The Kavadi-bearer is required to observe various rules between the time he takes up the Kavadi, and the day of the offering. He has to perform elaborate ceremonies at the time of assuming the Kavadi, and at the time of offering it to the Lord. He also puts on the dress of a Pandaram, a Saivite mendicant. It consists of a saffron-coloured cloth, a conical scarlet cap, and a cane, silver-capped at both ends. Lord Siva, the Supreme Pandaram Himself, loves to wear this dress. The Pandaram lives on alms only. The bare chest of the Kavadi-bearer is covered with several rudraksha malas.
The Kavadi-bearer observes strict celibacy. Only pure, Sattwic food is taken; he abstains from all sorts of intoxicating drinks and drugs. He thinks of God all the time. Many of the Kavadi-bearers, especially those who do it as a spiritual Sadhana, impose various forms of self-torture. Some pass a sharp little spear through their tongue, which is made to protrude out of the mouth. Others may pass a spear through the cheek. This sort of piercing is done in other parts of the body also. The bearer does not shave; he grows a beard. He eats only once a day. The spear pierced through his tongue or cheek reminds him of the Lord constantly. It also prevents him from speaking.
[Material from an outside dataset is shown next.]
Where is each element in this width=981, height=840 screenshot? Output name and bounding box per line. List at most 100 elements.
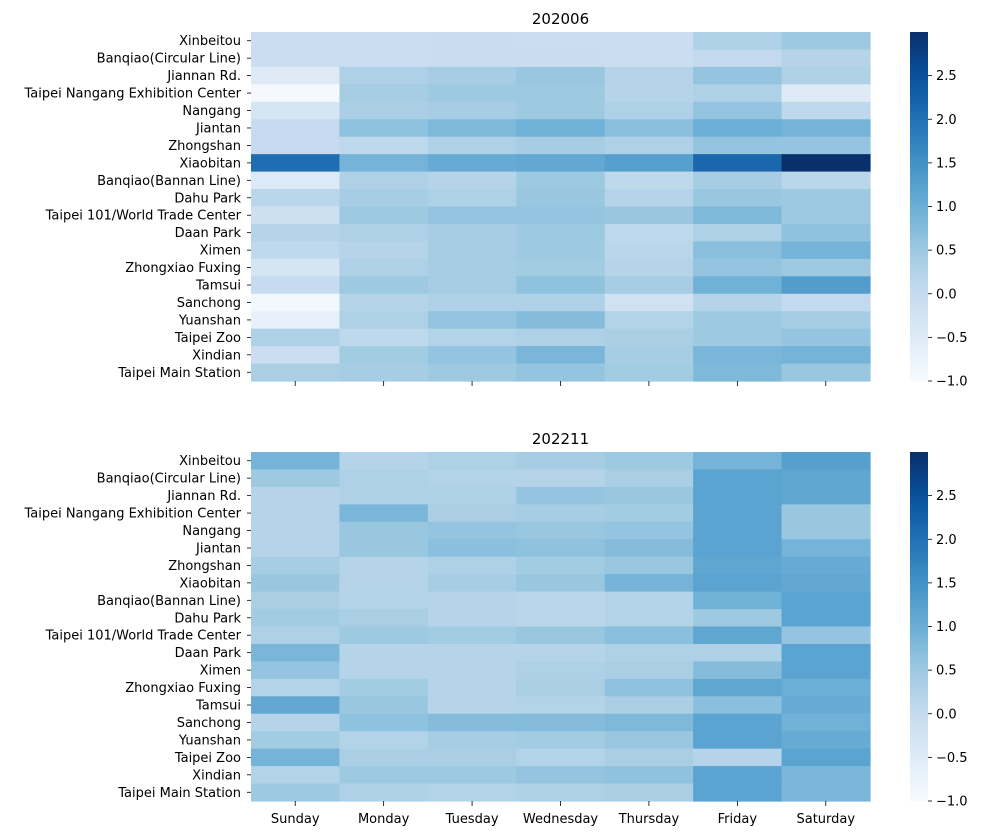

It gives him great power of endurance.
The Kavadi-bearer enjoys a high state of religious fervour. He dances in ecstasy. His very appearance is awe-inspiring; there is divine radiance on his face. Devotees often experience the state of feeling united with the Lord. Sometimes the Lord enters them and possesses them for some time.
How to Celebrate Thaipusam
On the Thaipusam day, most devotees of Lord Murugan offer him fruits and flowers of yellow or orange color - his favorite colors and also adorn dresses of the same color. Many devotees bear milk, water, fruits and floral tributes on pails hung from a yoke and carry them on their shoulders to various Murugan temples, far and near. This wooden or bamboo structure called 'Kavadi' is covered with cloth and decorated with feathers of peacock - the vehicle of Lord Murugan.
Body Piercing on Thaipusam
Many fanatical devotees go to such extent as to torture their bodies to appease the Lord. So, a major feature of Thaipusam celebrations is body piercing with hooks, skewers and small lances called 'vel'. Many of these devotees even pull chariots and heavy objects with hooks attached to their bodies. Many others pierce their tongue and cheek to impede speech and thereby attain full concentration on the Lord. Most devotees enter into a trance during such piercing due to the incessant drumming and chanting of "vel vel shakti vel."